MK-SGN: A Spiking Graph Convolutional Network with Multimodal Fusion and Knowledge Distillation for Skeleton-based Action Recognition

In recent years, skeleton-based action recognition, leveraging multimodal Graph Convolutional Networks (GCN), has achieved remarkable results. However, due to their deep structure and reliance on continuous floating-point operations, GCN-based methods are energy-intensive. We propose an innovative Spiking Graph Convolutional Network with Multimodal Fusion and Knowledge Distillation (MK-SGN) to address this issue.
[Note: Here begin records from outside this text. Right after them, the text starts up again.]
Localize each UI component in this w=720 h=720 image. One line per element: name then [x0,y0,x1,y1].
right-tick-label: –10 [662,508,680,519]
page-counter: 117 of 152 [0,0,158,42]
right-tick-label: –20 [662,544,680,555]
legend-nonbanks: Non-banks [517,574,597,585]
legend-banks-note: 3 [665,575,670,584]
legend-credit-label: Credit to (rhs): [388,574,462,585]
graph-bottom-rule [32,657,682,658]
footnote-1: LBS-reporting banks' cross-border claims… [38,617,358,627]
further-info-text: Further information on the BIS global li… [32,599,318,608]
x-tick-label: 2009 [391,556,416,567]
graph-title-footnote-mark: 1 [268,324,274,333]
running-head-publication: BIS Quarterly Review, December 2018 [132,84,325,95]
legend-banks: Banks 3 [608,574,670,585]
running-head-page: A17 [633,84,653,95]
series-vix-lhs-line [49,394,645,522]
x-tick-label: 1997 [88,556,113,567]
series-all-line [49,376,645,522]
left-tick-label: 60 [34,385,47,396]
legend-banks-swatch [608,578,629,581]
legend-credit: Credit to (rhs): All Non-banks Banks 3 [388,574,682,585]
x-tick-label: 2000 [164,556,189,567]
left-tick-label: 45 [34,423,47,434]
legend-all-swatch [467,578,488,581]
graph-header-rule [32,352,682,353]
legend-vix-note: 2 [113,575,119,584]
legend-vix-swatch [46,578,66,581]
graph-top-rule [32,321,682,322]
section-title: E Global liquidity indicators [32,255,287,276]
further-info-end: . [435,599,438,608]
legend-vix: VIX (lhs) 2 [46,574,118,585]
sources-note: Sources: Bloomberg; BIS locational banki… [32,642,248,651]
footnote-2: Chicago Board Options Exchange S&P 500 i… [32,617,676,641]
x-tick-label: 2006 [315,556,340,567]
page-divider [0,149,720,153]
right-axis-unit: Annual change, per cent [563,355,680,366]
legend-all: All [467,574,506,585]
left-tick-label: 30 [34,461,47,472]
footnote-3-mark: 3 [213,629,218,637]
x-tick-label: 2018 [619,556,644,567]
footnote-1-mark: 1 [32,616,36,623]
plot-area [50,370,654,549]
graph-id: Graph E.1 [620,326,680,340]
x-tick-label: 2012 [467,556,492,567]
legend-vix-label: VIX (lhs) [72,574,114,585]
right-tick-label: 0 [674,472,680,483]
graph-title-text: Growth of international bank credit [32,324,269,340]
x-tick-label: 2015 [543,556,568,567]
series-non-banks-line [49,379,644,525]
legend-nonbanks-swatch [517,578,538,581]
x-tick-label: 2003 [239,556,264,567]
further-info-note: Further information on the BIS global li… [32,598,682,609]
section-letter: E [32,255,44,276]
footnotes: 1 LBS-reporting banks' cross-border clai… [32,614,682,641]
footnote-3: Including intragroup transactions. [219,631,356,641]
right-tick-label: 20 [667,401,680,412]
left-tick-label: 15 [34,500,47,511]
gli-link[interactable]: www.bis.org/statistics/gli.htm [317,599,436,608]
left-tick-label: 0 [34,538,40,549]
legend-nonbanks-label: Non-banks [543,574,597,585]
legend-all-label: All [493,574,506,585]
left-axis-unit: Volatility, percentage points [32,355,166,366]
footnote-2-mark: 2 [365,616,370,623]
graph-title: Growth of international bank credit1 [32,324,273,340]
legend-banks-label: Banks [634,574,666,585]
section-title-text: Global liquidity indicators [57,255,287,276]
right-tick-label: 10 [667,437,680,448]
By merging the energy efficiency of Spiking Neural Network (SNN) with the graph representation capability of GCN, the proposed MK-SGN reduces energy consumption while maintaining recognition accuracy. Firstly, we convert Graph Convolutional Networks (GCN) into Spiking Graph Convolutional Networks (SGN) establishing a new benchmark and paving the way for future research exploration. During this process, we introduce a spiking attention mechanism and design a Spiking-Spatio Graph Convolution module with a Spatial Global Spiking Attention mechanism (SA-SGC), enhancing feature learning capability. Secondly, we propose a Spiking Multimodal Fusion module (SMF), leveraging mutual information to process multimodal data more efficiently. Lastly, we delve into knowledge distillation methods from multimodal GCN to SGN and propose a novel, integrated method that simultaneously focuses on both intermediate layer distillation and soft label distillation to improve the performance of SGN. MK-SGN outperforms the state-of-the-art GCN-like frameworks on three challenging datasets for skeleton-based action recognition in reducing energy consumption. It also outperforms the state-of-the-art SNN frameworks in accuracy. Specifically, our method reduces energy consumption by more than 98% compared to typical GCN-based methods, while maintaining competitive accuracy on the NTU-RGB+D 60 cross-subject split using 4-time steps.

翻译：近年来，利用多模态图卷积网络（GCN）的基于骨架的动作识别取得了显著成果。然而，由于其深层结构及对连续浮点运算的依赖，基于GCN的方法能耗较高。为解决此问题，我们提出了一种创新的融合多模态与知识蒸馏的脉冲图卷积网络（MK-SGN）。通过将脉冲神经网络（SNN）的能效优势与GCN的图表示能力相结合，所提出的MK-SGN在保持识别精度的同时降低了能耗。首先，我们将图卷积网络（GCN）转换为脉冲图卷积网络（SGN），建立了新的基准，并为未来的研究探索铺平了道路。在此过程中，我们引入了脉冲注意力机制，并设计了一个带有空间全局脉冲注意力机制（SA-SGC）的脉冲时空图卷积模块，增强了特征学习能力。其次，我们提出了一个脉冲多模态融合模块（SMF），利用互信息更高效地处理多模态数据。最后，我们深入研究了从多模态GCN到SGN的知识蒸馏方法，并提出了一种新颖的集成方法，该方法同时关注中间层蒸馏和软标签蒸馏，以提升SGN的性能。在三个具有挑战性的基于骨架动作识别数据集上，MK-SGN在降低能耗方面优于最先进的类GCN框架，同时在精度上超越了最先进的SNN框架。具体而言，在NTU-RGB+D 60跨受试者划分数据集上使用4个时间步长时，我们的方法相比典型的基于GCN的方法降低了超过98%的能耗，同时保持了具有竞争力的精度。